A lot of people would die, but possibly not as many as with delta (jury still out on mildness). We would need to compare this with the harm caused by severe restrictions, maybe repeated next winter.

Would we then have a (milder?) variant that we could live with? Would an endemic, highly transmissible, variant reduce the likelihood of if a more dangerous variant?

rodney foy
rodney foy
2 years ago
Reply to  rodney foy

“A lot of people would die, but possibly not as many as with delta”

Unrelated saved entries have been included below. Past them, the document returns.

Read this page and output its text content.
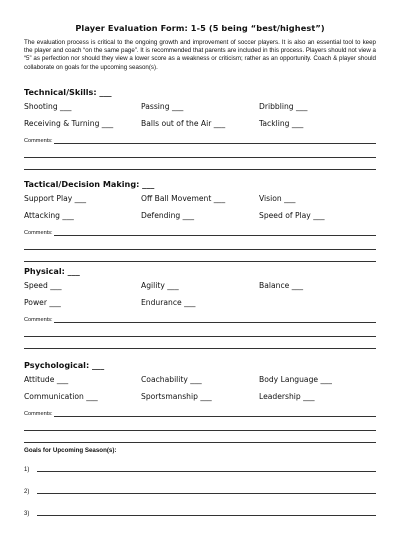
Player Evaluation Form: 1-5 (5 being “best/highest”)
The evaluation process is critical to the ongoing growth and improvement of soccer players. It is also an essential tool to keep the player and coach “on the same page”. It is recommended that parents are included in this process. Players should not view a “5” as perfection nor should they view a lower score as a weakness or criticism; rather as an opportunity. Coach & player should collaborate on goals for the upcoming season(s).
Technical/Skills: ___
Shooting ___	Passing ___	Dribbling ___
Receiving & Turning ___	Balls out of the Air ___	Tackling ___
Comments:
Tactical/Decision Making: ___
Support Play ___	Off Ball Movement ___	Vision ___
Attacking ___	Defending ___	Speed of Play ___
Comments:
Physical: ___
Speed ___	Agility ___	Balance ___
Power ___	Endurance ___
Comments:
Psychological: ___
Attitude ___	Coachability ___	Body Language ___
Communication ___	Sportsmanship ___	Leadership ___
Comments:
Goals for Upcoming Season(s):
1)
2)
3)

Actually, more would directly die this winter due to increased transmissibility, but I am thinking long term

Art C
Art C
2 years ago
Reply to  Alex Cohen

What a hair-brained idea! First, it ought to be clear to anyone paying attention that none of the vaccines provide any significant “protection” at all for whatever strain of covid you wish to name. If they did, vaccinated folks wouldn’t have been told to mask up & social distance; not to mention continue contracting and transmitting the virus, often at higher rates than the unvaccinated.
Second, we’ve been led up the garden path so often these last 22 months that I’ll wager most of the population don’t buy the “Omnicron” tale, let alone the idea that this dreaded variant can be “beaten” by a booster silver bullet! I for one refuse to participate in any more lockdowns, curfews, masking mandates or other restrictions on my liberty.

Alexei A
Alexei A
2 years ago
Reply to  Alex Cohen

“if two doses of the vaccine provide almost no protection against Omicron and the booster provides significant protection”
If 2 doses are ineffective, what on earth makes you think that the booster, which is the same concoction, would do better? Is it because that’s what you’ve been told?

Andrew Horsman
Andrew Horsman
2 years ago
Reply to  Alex Cohen

Here’s a genuine answer: because “full lockdowns” are known from cross-jurisdictional data and experience to kill and harm innocent children and adults alike. That alone should be sufficient knowledge to take such a cruel, barbaric and in fact murderous policy off the table for good. They also happen to be almost completely ineffective at containing the spread of an already endemic virus.